Atomization takes place when an atomic value or a sequence of atomic values are expected. When atomizing a given value, the following cases can be distinguished: If the value is an atomic value or the empty sequence, then that value is returned. If the value is a single node, then the typed value of that node is returned. Otherwise an error is raised.

Atomization is used when processing arithmetic expressions, comparison expressions, function calls and sort expressions.

Type Promotion

During processing of arithmetic expressions and value comparisons, an atomic value can be promoted from one type to another.

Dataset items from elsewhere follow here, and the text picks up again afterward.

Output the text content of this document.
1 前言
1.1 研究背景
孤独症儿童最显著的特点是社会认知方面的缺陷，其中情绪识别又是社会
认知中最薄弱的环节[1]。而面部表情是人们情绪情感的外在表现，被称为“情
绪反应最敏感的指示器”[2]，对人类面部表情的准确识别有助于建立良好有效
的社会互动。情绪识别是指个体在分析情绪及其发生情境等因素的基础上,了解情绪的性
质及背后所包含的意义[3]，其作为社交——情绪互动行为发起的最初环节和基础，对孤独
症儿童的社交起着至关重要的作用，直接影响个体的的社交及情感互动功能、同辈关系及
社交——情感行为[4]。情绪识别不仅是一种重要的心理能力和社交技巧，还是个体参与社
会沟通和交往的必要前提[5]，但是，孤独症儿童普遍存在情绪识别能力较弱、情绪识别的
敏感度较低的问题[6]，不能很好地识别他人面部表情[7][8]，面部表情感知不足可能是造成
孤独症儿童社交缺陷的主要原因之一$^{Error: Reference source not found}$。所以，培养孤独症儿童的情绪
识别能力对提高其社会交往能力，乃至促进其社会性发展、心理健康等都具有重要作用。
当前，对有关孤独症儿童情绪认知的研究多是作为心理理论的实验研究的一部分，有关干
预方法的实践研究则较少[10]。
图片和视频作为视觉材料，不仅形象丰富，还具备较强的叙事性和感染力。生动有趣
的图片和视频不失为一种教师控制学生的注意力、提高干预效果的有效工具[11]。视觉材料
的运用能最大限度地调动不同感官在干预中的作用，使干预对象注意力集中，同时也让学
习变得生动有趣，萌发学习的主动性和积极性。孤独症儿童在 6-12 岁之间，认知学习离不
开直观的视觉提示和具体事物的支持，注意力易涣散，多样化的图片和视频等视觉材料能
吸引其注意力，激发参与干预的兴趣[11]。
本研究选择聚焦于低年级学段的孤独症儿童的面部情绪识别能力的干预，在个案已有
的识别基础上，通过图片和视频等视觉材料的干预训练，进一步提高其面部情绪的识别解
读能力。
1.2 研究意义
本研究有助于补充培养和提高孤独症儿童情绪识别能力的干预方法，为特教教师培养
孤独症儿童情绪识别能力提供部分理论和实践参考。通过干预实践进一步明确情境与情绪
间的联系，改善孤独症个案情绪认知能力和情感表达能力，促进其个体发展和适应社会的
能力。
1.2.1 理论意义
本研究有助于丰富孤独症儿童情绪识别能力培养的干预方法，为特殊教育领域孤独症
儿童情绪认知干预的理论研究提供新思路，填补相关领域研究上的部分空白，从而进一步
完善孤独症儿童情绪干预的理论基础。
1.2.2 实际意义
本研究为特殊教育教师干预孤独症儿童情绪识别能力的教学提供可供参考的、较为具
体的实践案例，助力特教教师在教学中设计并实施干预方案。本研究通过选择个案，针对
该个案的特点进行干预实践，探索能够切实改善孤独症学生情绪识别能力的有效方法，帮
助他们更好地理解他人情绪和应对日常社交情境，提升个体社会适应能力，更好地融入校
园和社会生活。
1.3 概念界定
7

As a general rule the value of a derived type can be promoted to its base type. The value of the base type is the same as that of the original type. For example, a value of type xs:long can be promoted to its base type xs:decimal retaining its original value. Two further promotions between base types are possible: a value of type xs:decimal can be promoted to xs:float, the value being as close as possible to the original value. And a value of type xs:float can be promoted to xs:double also retaining its original value.

Functions

A number of functions that operate on different types of data and perform various tasks are defined. Most of them are defined in the W3C specification XQuery 1.0 and XPath 2.0 Functions and Operators.

let $a := input()/bib/book
return
<p>Currently, there are { count($a) } books stored.</p>

In addition, Tamino XQuery provides further functions that perform full-text operations or deal with special aspects of documents stored in Tamino. These functions use the namespace http://namespaces.softwareag.com/tamino/TaminoFunction, usually prefixed by tf. They do not belong to the standard namespace http://www/w3.org/2002/08/xquery-functions, which is prefixed by fn. Since tf is a predefined namespace prefix, you do not have to qualify them with their namespace nor declare the namespace.

for    $t in input()/bib/book
where  tf:containsText($t/title, "UNIX")
return $t
for    $a in input()/bib/book
where  $a/title = "TCP/IP Illustrated"
return tf:getCollection($a)

The first query uses a text retrieval function to look for all books that contain the word "UNIX" in their title. The second query uses a comparison expression to look for all books whose title is equal to the string "TCP/IP Illustrated".